A practical checklist for L&D teams
Here is a quick way to evaluate whether your current programmes are designed for lasting behaviour change or just for learning in the moment.
- Does your programme start with an evidence based assessment of current capability?
- Have you defined the specific behaviours you want to change, not just the topics you want to cover?
- Does the learning continue after the initial session, with regular micro interventions over weeks or months?
- Are you measuring behaviour change, not just satisfaction and completion?
- Is the learning connected to real work challenges, or does it live in a separate “training” context?
- Do managers and leaders know what their teams are developing, and are they reinforcing it?
- Can you show a before and after comparison of capability?
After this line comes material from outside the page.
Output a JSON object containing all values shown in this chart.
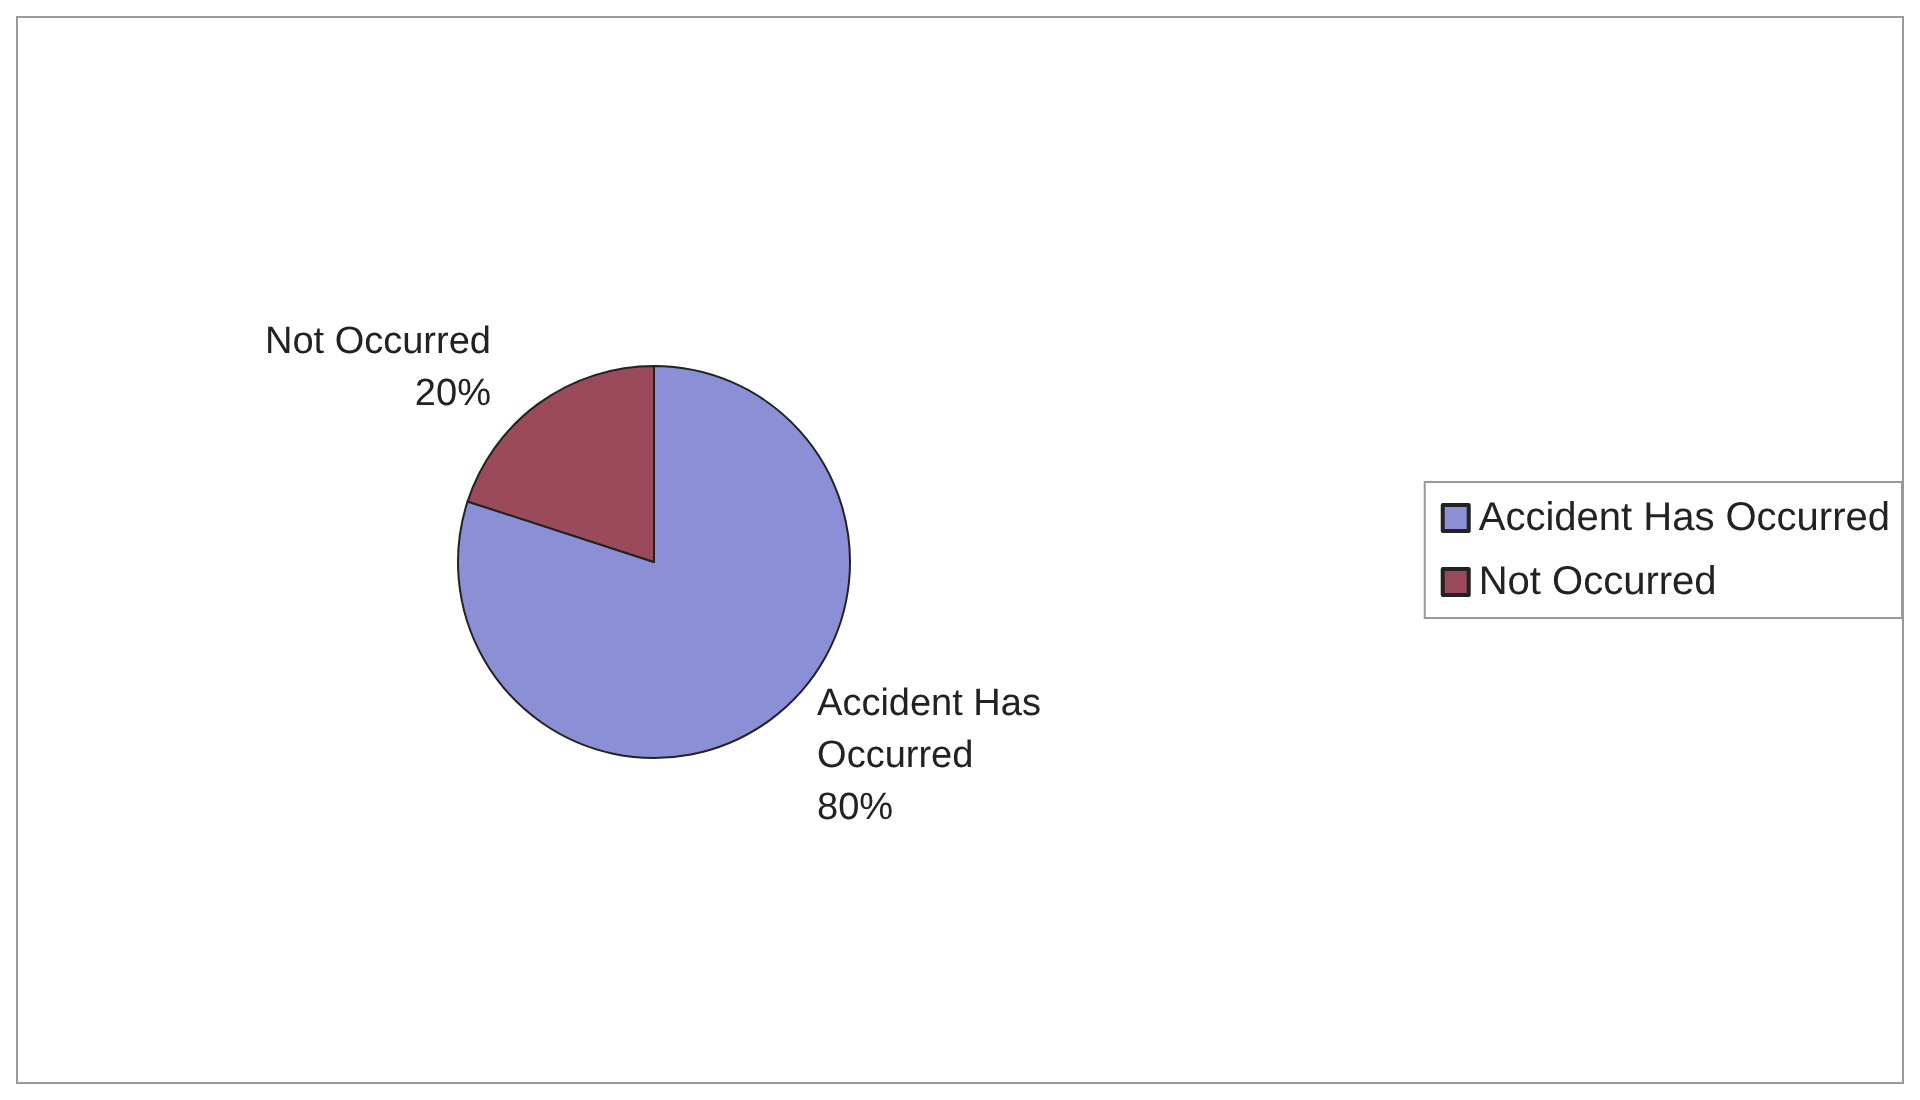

If you answered no to more than two of these, there is a good chance your programmes are delivering knowledge without building capability. That is not a failure. It is an opportunity to redesign.
Evidence and rationale
The approach described here is grounded in research on learning transfer, behaviour change, and skills development. Key findings that support this model include:
- The Ebbinghaus forgetting curve shows that without reinforcement, people forget roughly 70% of new information within 24 hours and up to 90% within a month.
- Research on spaced practice demonstrates that distributing learning over time produces significantly better retention and transfer than concentrated sessions.
- Dr Jeanne Liedtka’s decade long research programme at the University of Virginia’s Darden School of Business has shown that human centred skills, including reflection, opportunity seeking, and scientific reasoning, are learnable behaviours that improve with structured, sustained practice.
- Studies on microlearning indicate that short, focused learning interventions (under 10 minutes) delivered regularly outperform longer sessions for skill development, particularly when connected to real work contexts.
None of this means that workshops are obsolete. It means they work best when they are part of a longer journey, not a standalone event.